Viersen – Da Bildung Ländersache ist, gibt es eine große Bandbreite an Versuchen, das deutsche Schulsystem zu modernisieren. Ein bereits sehr erfolgreicher Ansatz wird seit dem Schuljahr 2013/2014 von fünf PRIMUS-Modellschulen in NRW umgesetzt. PRIMUS steht für gemeinsames Lernen vom Primar- bis zum Sekundarbereich. Die Kinder besuchen in jahrgangsübergreifenden Klassen eine Schule von der ersten bis zur zehnten Klasse.

Im vergangenen Jahr mussten alle fünf Standorte der PRIMUS-Modellschule entscheiden, ob sie den Schulversuch weiterführen wollen. Bis auf den Standort in Viersen haben sich alle Städte mit großer Mehrheit für den Erhalt ihrer PRIMUS-Schule entschieden und die bereits auf Landesebene vorgeschlagene Verstetigung weiter vorangetrieben.
Jedoch ist auch in Viersen die letzte Entscheidung um die PRIMUS-Schule noch nicht gefallen. Eltern und Unterstützer:innen der Schule kämpfen in einem Bürgerentscheid um den Erhalt der Standortes in Viersen, um so rechtswirksam die Entscheidung des Rates zu kippen.
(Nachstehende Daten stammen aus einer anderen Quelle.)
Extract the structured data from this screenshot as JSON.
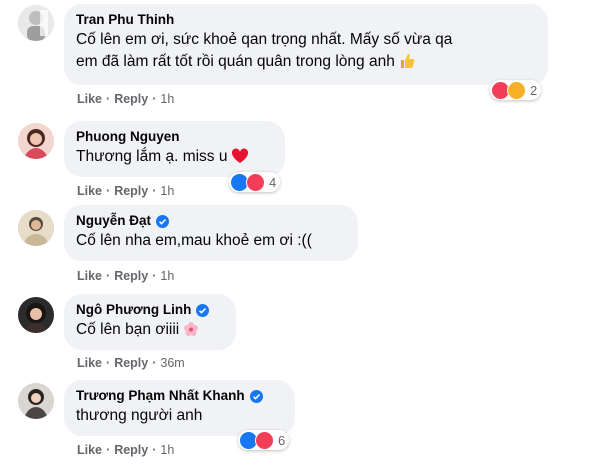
{
  "comments": [
    {
      "name": "Tran Phu Thinh",
      "text_line1": "Cố lên em ơi, sức khoẻ qan trọng nhất. Mấy số vừa qa",
      "text_line2": "em đã làm rất tốt rồi quán quân trong lòng anh",
      "emoji": "thumbs-up-emoji",
      "like": "Like",
      "reply": "Reply",
      "time": "1h",
      "reactions": [
        "love",
        "haha"
      ],
      "reaction_count": "2",
      "verified": false
    },
    {
      "name": "Phuong Nguyen",
      "text_line1": "Thương lắm ạ. miss u",
      "emoji": "red-heart-emoji",
      "like": "Like",
      "reply": "Reply",
      "time": "1h",
      "reactions": [
        "like",
        "love"
      ],
      "reaction_count": "4",
      "verified": false
    },
    {
      "name": "Nguyễn Đạt",
      "text_line1": "Cố lên nha em,mau khoẻ em ơi :((",
      "like": "Like",
      "reply": "Reply",
      "time": "1h",
      "verified": true
    },
    {
      "name": "Ngô Phương Linh",
      "text_line1": "Cố lên bạn ơiiii",
      "emoji": "cherry-blossom-emoji",
      "like": "Like",
      "reply": "Reply",
      "time": "36m",
      "verified": true
    },
    {
      "name": "Trương Phạm Nhất Khanh",
      "text_line1": "thương người anh",
      "like": "Like",
      "reply": "Reply",
      "time": "1h",
      "reactions": [
        "like",
        "love"
      ],
      "reaction_count": "6",
      "verified": true
    }
  ],
  "colors": {
    "bubble": "#f0f2f5",
    "link": "#65676b",
    "like_blue": "#1877f2",
    "love_red": "#f33e58",
    "haha_yellow": "#f7b125"
  }
}
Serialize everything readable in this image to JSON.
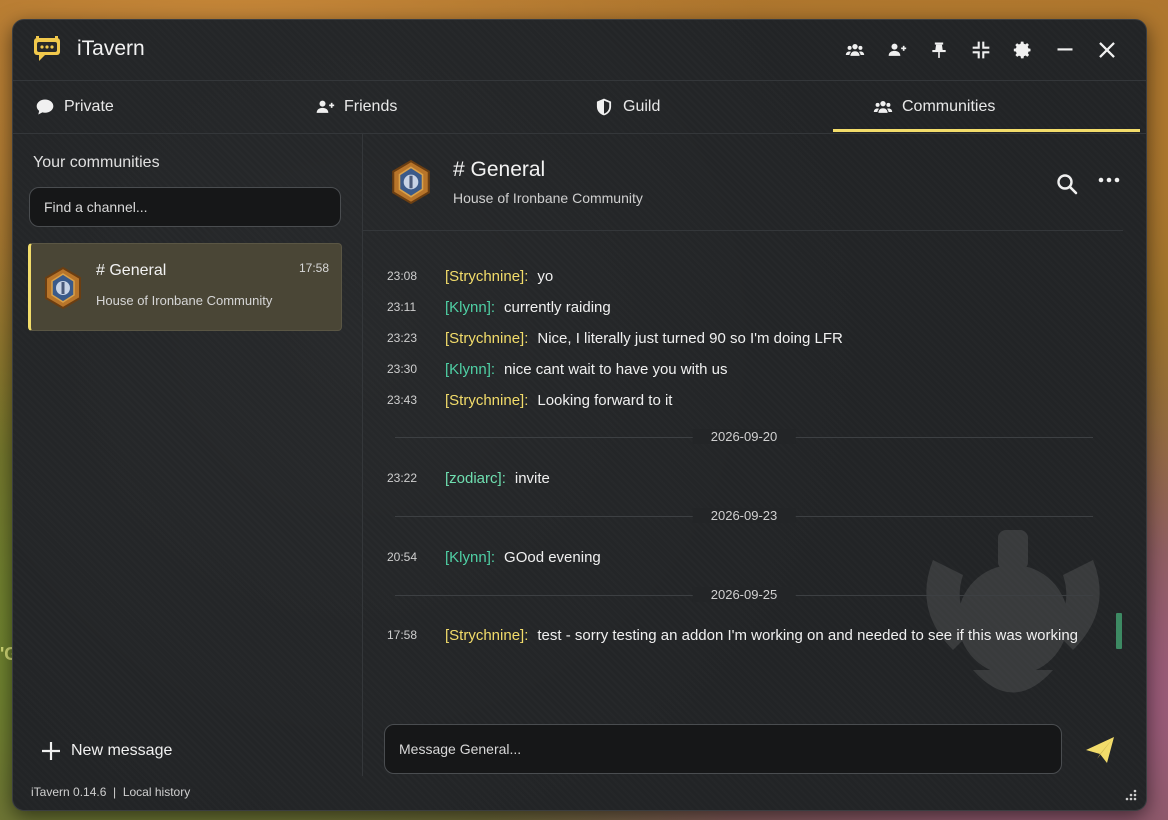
{
  "background": {
    "partial_text": "'G"
  },
  "app": {
    "title": "iTavern",
    "accent": "#f2dc6a"
  },
  "titlebar_icons": [
    "group-icon",
    "add-friend-icon",
    "pin-icon",
    "compress-icon",
    "gear-icon",
    "minimize-icon",
    "close-icon"
  ],
  "tabs": [
    {
      "label": "Private",
      "icon": "speech-bubble-icon"
    },
    {
      "label": "Friends",
      "icon": "add-friend-icon"
    },
    {
      "label": "Guild",
      "icon": "shield-icon"
    },
    {
      "label": "Communities",
      "icon": "group-icon",
      "active": true
    }
  ],
  "sidebar": {
    "heading": "Your communities",
    "search_placeholder": "Find a channel...",
    "items": [
      {
        "name": "# General",
        "subtitle": "House of Ironbane Community",
        "time": "17:58",
        "selected": true
      }
    ],
    "new_message_label": "New message",
    "footer": "iTavern 0.14.6  |  Local history"
  },
  "chat": {
    "title": "# General",
    "subtitle": "House of Ironbane Community",
    "messages": [
      {
        "time": "23:08",
        "author": "[Strychnine]:",
        "text": "yo"
      },
      {
        "time": "23:11",
        "author": "[Klynn]:",
        "text": "currently raiding"
      },
      {
        "time": "23:23",
        "author": "[Strychnine]:",
        "text": "Nice, I literally just turned 90 so I'm doing LFR"
      },
      {
        "time": "23:30",
        "author": "[Klynn]:",
        "text": "nice cant wait to have you with us"
      },
      {
        "time": "23:43",
        "author": "[Strychnine]:",
        "text": "Looking forward to it"
      },
      {
        "date": "2026-09-20"
      },
      {
        "time": "23:22",
        "author": "[zodiarc]:",
        "text": "invite"
      },
      {
        "date": "2026-09-23"
      },
      {
        "time": "20:54",
        "author": "[Klynn]:",
        "text": "GOod evening"
      },
      {
        "date": "2026-09-25"
      },
      {
        "time": "17:58",
        "author": "[Strychnine]:",
        "text": "test - sorry testing an addon I'm working on and needed to see if this was working"
      }
    ],
    "composer_placeholder": "Message General..."
  }
}
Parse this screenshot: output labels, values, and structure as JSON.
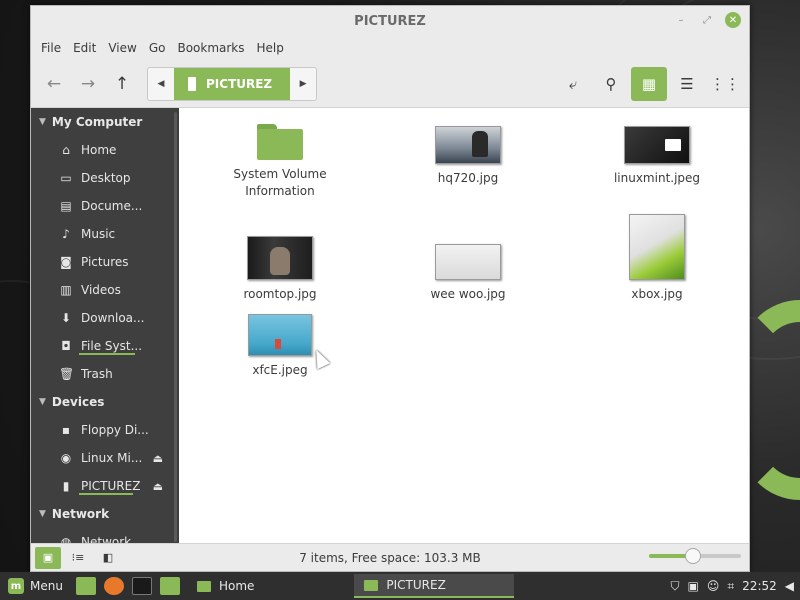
{
  "window": {
    "title": "PICTUREZ",
    "controls": {
      "minimize": "–",
      "maximize": "⤢",
      "close": "✕"
    }
  },
  "menubar": [
    "File",
    "Edit",
    "View",
    "Go",
    "Bookmarks",
    "Help"
  ],
  "toolbar": {
    "location": "PICTUREZ",
    "icons": [
      "back-arrow-icon",
      "forward-arrow-icon",
      "up-arrow-icon",
      "toggle-location-icon",
      "search-icon",
      "icon-view-icon",
      "list-view-icon",
      "compact-view-icon"
    ]
  },
  "sidebar": {
    "sections": [
      {
        "title": "My Computer",
        "items": [
          {
            "label": "Home",
            "icon": "home-icon"
          },
          {
            "label": "Desktop",
            "icon": "desktop-icon"
          },
          {
            "label": "Docume...",
            "icon": "document-icon"
          },
          {
            "label": "Music",
            "icon": "music-icon"
          },
          {
            "label": "Pictures",
            "icon": "camera-icon"
          },
          {
            "label": "Videos",
            "icon": "film-icon"
          },
          {
            "label": "Downloa...",
            "icon": "download-icon"
          },
          {
            "label": "File Syst...",
            "icon": "drive-icon"
          },
          {
            "label": "Trash",
            "icon": "trash-icon"
          }
        ]
      },
      {
        "title": "Devices",
        "items": [
          {
            "label": "Floppy Di...",
            "icon": "floppy-icon"
          },
          {
            "label": "Linux Mi...",
            "icon": "disc-icon"
          },
          {
            "label": "PICTUREZ",
            "icon": "usb-drive-icon"
          }
        ]
      },
      {
        "title": "Network",
        "items": [
          {
            "label": "Network",
            "icon": "network-icon"
          }
        ]
      }
    ]
  },
  "files": [
    {
      "name": "System Volume Information",
      "type": "folder"
    },
    {
      "name": "hq720.jpg",
      "type": "image"
    },
    {
      "name": "linuxmint.jpeg",
      "type": "image"
    },
    {
      "name": "roomtop.jpg",
      "type": "image"
    },
    {
      "name": "wee woo.jpg",
      "type": "image"
    },
    {
      "name": "xbox.jpg",
      "type": "image"
    },
    {
      "name": "xfcE.jpeg",
      "type": "image"
    }
  ],
  "statusbar": {
    "text": "7 items, Free space: 103.3 MB",
    "zoom_level": 0.48
  },
  "taskbar": {
    "menu_label": "Menu",
    "windows": [
      {
        "label": "Home",
        "active": false
      },
      {
        "label": "PICTUREZ",
        "active": true
      }
    ],
    "clock": "22:52"
  },
  "colors": {
    "accent": "#8bb957",
    "sidebar_bg": "#3f3f3f",
    "taskbar_bg": "#2f2f2f"
  }
}
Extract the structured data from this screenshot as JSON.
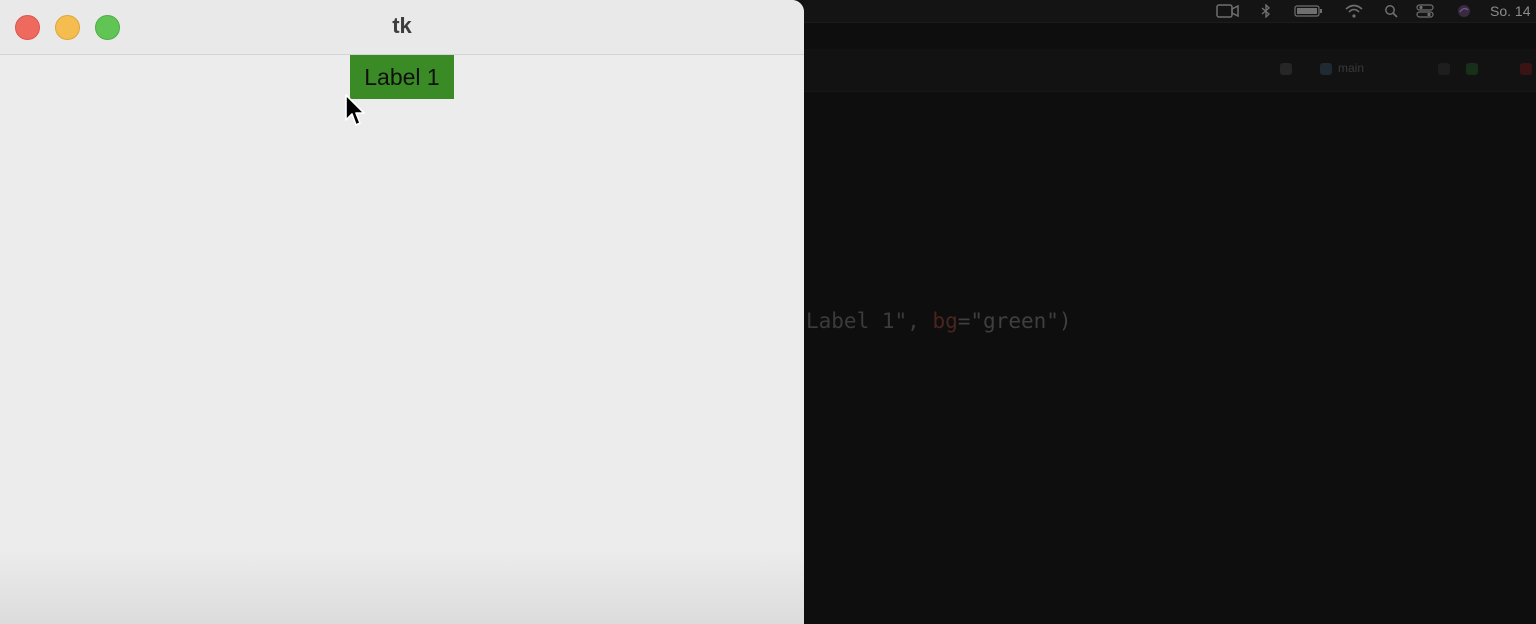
{
  "window": {
    "title": "tk"
  },
  "label": {
    "text": "Label 1",
    "bg_color": "#3a8b25"
  },
  "background_ide": {
    "code_line_prefix": "Label 1\",",
    "code_line_kw": "bg",
    "code_line_suffix": "=\"green\")",
    "branch": "main"
  },
  "menubar": {
    "clock": "So. 14"
  },
  "icons": {
    "close": "close-traffic-light",
    "minimize": "minimize-traffic-light",
    "maximize": "maximize-traffic-light",
    "cursor": "arrow-cursor-icon"
  },
  "colors": {
    "close": "#ee6a5e",
    "minimize": "#f5bd4f",
    "maximize": "#61c555",
    "window_bg": "#ececec",
    "desktop_bg": "#111111"
  }
}
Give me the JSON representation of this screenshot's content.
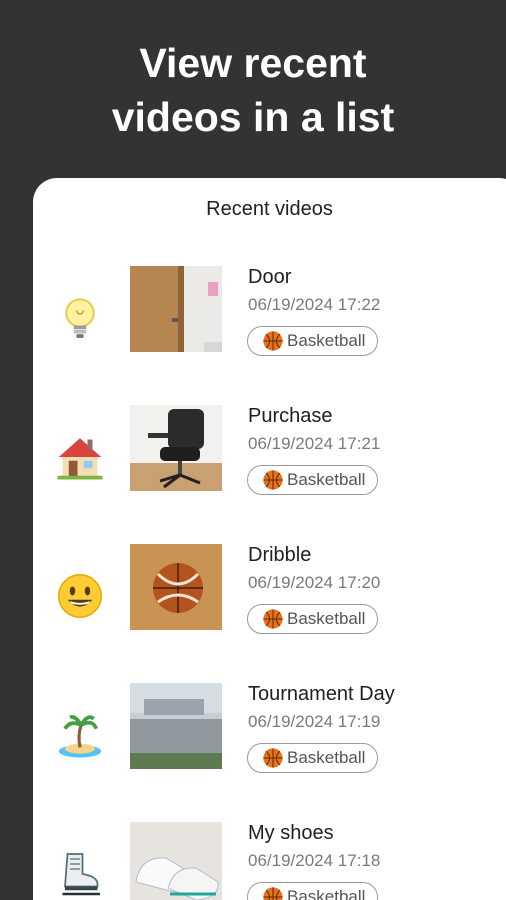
{
  "promo": {
    "headline_line1": "View recent",
    "headline_line2": "videos in a list"
  },
  "sheet": {
    "title": "Recent videos"
  },
  "videos": [
    {
      "emoji": "light-bulb",
      "thumbnail": "door-photo",
      "title": "Door",
      "date": "06/19/2024 17:22",
      "tag": "Basketball"
    },
    {
      "emoji": "house",
      "thumbnail": "office-chair-photo",
      "title": "Purchase",
      "date": "06/19/2024 17:21",
      "tag": "Basketball"
    },
    {
      "emoji": "smiling-face",
      "thumbnail": "basketball-photo",
      "title": "Dribble",
      "date": "06/19/2024 17:20",
      "tag": "Basketball"
    },
    {
      "emoji": "desert-island",
      "thumbnail": "rooftop-photo",
      "title": "Tournament Day",
      "date": "06/19/2024 17:19",
      "tag": "Basketball"
    },
    {
      "emoji": "ice-skate",
      "thumbnail": "sneakers-photo",
      "title": "My shoes",
      "date": "06/19/2024 17:18",
      "tag": "Basketball"
    }
  ],
  "colors": {
    "background": "#333333",
    "sheet": "#ffffff",
    "ball": "#E8721C",
    "chip_border": "#9a9a9a"
  }
}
Für den Erfolg müssen vom 11. Juli bis zum 15. August mindestens 15% der Wahlbeteiligten in einer einfachen Mehrheit mit Ja abstimmen.

Die Bürgerinitiative „PRIMUS ist Zukunft” hat dafür bereits in den Wahlkampfmodus geschaltet und startet am ersten Wahlsamstag am 15. Juli zwischen 10 und 13 Uhr mit einer groß angelegten Aktion vor dem Rathaus der Stadt, um die etwa 9400 nötigen Ja-Stimmen zu sammeln. Stefan Winz, einer der Initiatoren des Bürgerbegehrens, wird dafür in glänzender Ritterrüstung und mit Schutzschild für die Verteidigung der PRIMUS-Schule antreten. Die Bürgerinitiative will mit bunter Zuckerwatte, Popcorn und Luftballonschwertern die Viersener zum gemeinsamen Wählen einladen. Auch an die Mitarbeiter:innen des Wahlbüros wurde gedacht: „Uns ist bewusst, dass der Bürgerentscheid auch für die Stadtverwaltung mit großem Aufwand verbunden ist. Daher haben wir uns ein kleines Dankeschön überlegt.” Mehr wollte Stefan Winz zu diesem Zeitpunkt noch nicht preisgeben, da man die Mitarbeiter:innen im Wahlbüro überraschen möchte.

Dass die Initiative gut aufgestellt ist, hat sie bereits bei der Unterschriftensammlung für das Bürgerbegehren unter Beweis gestellt. Um den Erhalt der PRIMUS-Schule erneut auf die Tagesordnung des Rates zu bringen, mussten mindestens 3791 Unterschriften gesammelt werden. Am Ende der Frist konnten die Initiatoren über 6000 Unterschriften einreichen.

Alle Parteien des Viersener Stadtrates befürworten das pädagogische Konzept der PRIMUS-Schule. Aufgrund des Schulentwicklungsplans des externen Beratungsunternehmens biregio haben sich CDU, SPD und FDP, und damit die Mehrheit des Viersener Rates, jedoch gegen eine Verlängerung des Schulversuchs entschieden. Sowohl von den Grünen als auch vom Institut für pädagogische Beratung (Dr. Michael Wild) wird der Schulentwicklungsplan als unvollständig und fehlerhaft kritisiert. Eine Überprüfung der Fakten wurde jedoch abgelehnt, obschon die Verwaltung zwischenzeitlich selbst zum Beispiel mit anderen Schülerzahlen arbeitet als das biregio Gutachten.
Der Erfolg der PRIMUS-Schulen zeigt sich unter anderem in besseren Leistungen der Schüler:innen.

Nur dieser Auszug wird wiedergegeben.